Get a park CT-11 campy rivet peening tool for $45 online. So far so good for me after 3 weeks. I am sure campy would not warranty a chain breakage at the rivet and might threaten no warranty at all, but I am happy to have the $150 in my pocket. Don't know what Campy is thinking for the US where almost all sales are aftermarket online orders. I bet they would double sales if they did not demand the silly Campy tool.


----------



## C-40 (Feb 4, 2004)

*info...*



icsloppl said:


> What success have people had using a "normal" chain tool to install 11 speed chains?
> 
> I really can't see, and don't particularly appreciate the need to buy a $200 tool to use my group and am looking for alternatives.
> 
> Thanks for the help... :aureola:


I only paid $140 for the Campy tool and have no regrets about it at all, since I've been using 11 speed since last November. I've got three bikes using 11 speed, so the purchase of the tool was a trivial expense compared to the cost of the 11 speed parts. In a real pinch you can use a SRAM 10 powerloc to join the chain.

An ordinary 10 speed tool will break the chain and can push the new pin into place, if you are very careful, but flaring the right end of the pin requires a special tool like Campy's or the one sold by Park. I've also read where a user bought the new Park 4.2 chain tool and blocked off the through-hole on the back side to use it as a flaring tool. 

Older chains tools may need a small modification. With the narrower chain width, the U-shaped support that holds the chain in place may push on the inner side plates and not allow the back of the chain to rest properly on the back of the jaw. If this is the case, a little filing to the side of support closest to the drive pin will fix that problem.

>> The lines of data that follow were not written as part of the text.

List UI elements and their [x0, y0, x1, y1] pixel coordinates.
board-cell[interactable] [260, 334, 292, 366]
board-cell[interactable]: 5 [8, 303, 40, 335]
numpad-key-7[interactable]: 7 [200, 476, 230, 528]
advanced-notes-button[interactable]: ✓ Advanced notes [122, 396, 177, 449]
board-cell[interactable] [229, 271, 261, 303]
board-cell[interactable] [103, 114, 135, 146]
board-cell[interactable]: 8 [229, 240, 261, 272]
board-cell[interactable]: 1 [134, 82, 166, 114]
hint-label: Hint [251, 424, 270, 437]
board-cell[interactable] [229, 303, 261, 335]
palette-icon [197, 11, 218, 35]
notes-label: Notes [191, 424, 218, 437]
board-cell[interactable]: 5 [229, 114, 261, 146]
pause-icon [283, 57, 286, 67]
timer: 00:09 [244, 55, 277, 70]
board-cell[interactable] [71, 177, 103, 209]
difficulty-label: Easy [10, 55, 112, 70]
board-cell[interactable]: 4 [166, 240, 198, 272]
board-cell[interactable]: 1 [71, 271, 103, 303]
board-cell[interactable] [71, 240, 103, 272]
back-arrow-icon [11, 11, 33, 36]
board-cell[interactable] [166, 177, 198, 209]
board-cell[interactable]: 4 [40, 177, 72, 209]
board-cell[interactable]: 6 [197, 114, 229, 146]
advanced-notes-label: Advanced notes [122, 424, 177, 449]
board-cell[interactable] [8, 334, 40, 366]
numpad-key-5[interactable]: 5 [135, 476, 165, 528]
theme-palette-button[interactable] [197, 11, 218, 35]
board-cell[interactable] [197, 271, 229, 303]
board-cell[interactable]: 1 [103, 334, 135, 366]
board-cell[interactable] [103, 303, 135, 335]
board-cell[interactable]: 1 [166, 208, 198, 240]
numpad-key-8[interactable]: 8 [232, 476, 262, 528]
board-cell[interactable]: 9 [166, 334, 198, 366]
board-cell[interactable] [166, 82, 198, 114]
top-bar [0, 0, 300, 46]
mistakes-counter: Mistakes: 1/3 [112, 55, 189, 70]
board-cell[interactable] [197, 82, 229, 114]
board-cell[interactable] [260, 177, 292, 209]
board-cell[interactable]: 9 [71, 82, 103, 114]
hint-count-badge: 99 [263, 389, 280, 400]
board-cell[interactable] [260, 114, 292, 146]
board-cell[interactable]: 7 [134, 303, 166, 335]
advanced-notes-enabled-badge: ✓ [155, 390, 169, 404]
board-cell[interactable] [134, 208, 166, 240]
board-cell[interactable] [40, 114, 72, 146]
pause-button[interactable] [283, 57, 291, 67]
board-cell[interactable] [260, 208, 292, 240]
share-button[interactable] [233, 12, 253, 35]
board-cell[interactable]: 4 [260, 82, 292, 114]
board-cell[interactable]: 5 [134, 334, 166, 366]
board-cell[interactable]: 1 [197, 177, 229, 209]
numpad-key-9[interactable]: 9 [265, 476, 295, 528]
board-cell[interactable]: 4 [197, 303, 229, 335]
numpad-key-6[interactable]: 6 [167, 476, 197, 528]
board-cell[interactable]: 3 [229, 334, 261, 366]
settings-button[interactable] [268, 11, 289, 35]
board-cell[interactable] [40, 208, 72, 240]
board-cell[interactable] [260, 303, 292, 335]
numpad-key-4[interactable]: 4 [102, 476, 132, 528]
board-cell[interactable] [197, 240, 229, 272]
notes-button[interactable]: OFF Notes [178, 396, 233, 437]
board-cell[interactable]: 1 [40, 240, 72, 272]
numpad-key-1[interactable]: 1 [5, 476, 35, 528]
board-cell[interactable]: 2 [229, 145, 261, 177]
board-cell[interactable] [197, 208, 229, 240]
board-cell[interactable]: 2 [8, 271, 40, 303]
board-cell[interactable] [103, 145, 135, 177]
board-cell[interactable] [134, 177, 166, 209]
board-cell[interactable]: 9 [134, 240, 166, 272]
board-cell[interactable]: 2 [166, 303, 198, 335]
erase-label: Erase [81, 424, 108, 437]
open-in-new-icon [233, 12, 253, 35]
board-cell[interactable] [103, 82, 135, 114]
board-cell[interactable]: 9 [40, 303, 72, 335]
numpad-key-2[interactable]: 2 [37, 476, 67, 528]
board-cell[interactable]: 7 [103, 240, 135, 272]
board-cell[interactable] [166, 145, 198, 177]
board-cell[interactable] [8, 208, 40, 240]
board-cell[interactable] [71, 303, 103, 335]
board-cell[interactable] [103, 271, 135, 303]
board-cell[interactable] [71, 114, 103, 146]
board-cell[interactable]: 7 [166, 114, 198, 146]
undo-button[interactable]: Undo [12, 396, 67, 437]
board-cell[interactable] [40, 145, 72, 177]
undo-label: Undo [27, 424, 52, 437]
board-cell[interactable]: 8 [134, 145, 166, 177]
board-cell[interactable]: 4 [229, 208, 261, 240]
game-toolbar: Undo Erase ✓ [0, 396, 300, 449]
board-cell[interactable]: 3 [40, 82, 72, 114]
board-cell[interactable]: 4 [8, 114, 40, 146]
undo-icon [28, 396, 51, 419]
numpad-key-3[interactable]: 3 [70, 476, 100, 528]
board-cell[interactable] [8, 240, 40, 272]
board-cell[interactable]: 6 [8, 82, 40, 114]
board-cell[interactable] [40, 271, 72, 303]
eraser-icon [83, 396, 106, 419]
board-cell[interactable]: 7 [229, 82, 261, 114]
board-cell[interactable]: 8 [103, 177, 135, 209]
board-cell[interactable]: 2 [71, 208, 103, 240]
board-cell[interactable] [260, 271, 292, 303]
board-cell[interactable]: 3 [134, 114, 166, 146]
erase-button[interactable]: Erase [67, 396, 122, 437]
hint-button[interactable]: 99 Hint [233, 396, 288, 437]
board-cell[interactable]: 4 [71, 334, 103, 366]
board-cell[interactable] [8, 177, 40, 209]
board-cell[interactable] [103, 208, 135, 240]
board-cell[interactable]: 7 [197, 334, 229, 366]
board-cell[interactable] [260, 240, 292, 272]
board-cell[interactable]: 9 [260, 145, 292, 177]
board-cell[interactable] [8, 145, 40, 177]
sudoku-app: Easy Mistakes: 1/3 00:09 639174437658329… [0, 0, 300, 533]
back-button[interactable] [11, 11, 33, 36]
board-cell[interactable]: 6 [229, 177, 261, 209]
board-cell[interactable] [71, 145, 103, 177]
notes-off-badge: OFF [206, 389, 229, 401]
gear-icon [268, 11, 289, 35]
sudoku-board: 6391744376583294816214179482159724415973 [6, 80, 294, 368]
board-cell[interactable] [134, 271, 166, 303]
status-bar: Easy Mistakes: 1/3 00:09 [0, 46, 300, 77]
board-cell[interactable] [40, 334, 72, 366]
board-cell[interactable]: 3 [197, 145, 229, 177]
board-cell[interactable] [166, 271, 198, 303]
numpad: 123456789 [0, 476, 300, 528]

The trick to using an ordinary chain tool for pushing in the joining pin is to drap the chain over the BB shell to eliminate all tension on the chain or simply take the rear wheel off so the chain will hang loose. The pin must be installed from the left side. The park tool website shows the need to push down on the pin while it is being pushed in. There is a tendency for the pin to rise up and bend at the junction between the guide pin and poining pin. The Campy tool has a retaining clip to hold the chain down so this won't happen.


----------



## icsloppl (Aug 25, 2009)

Good info. Thanks for the help


----------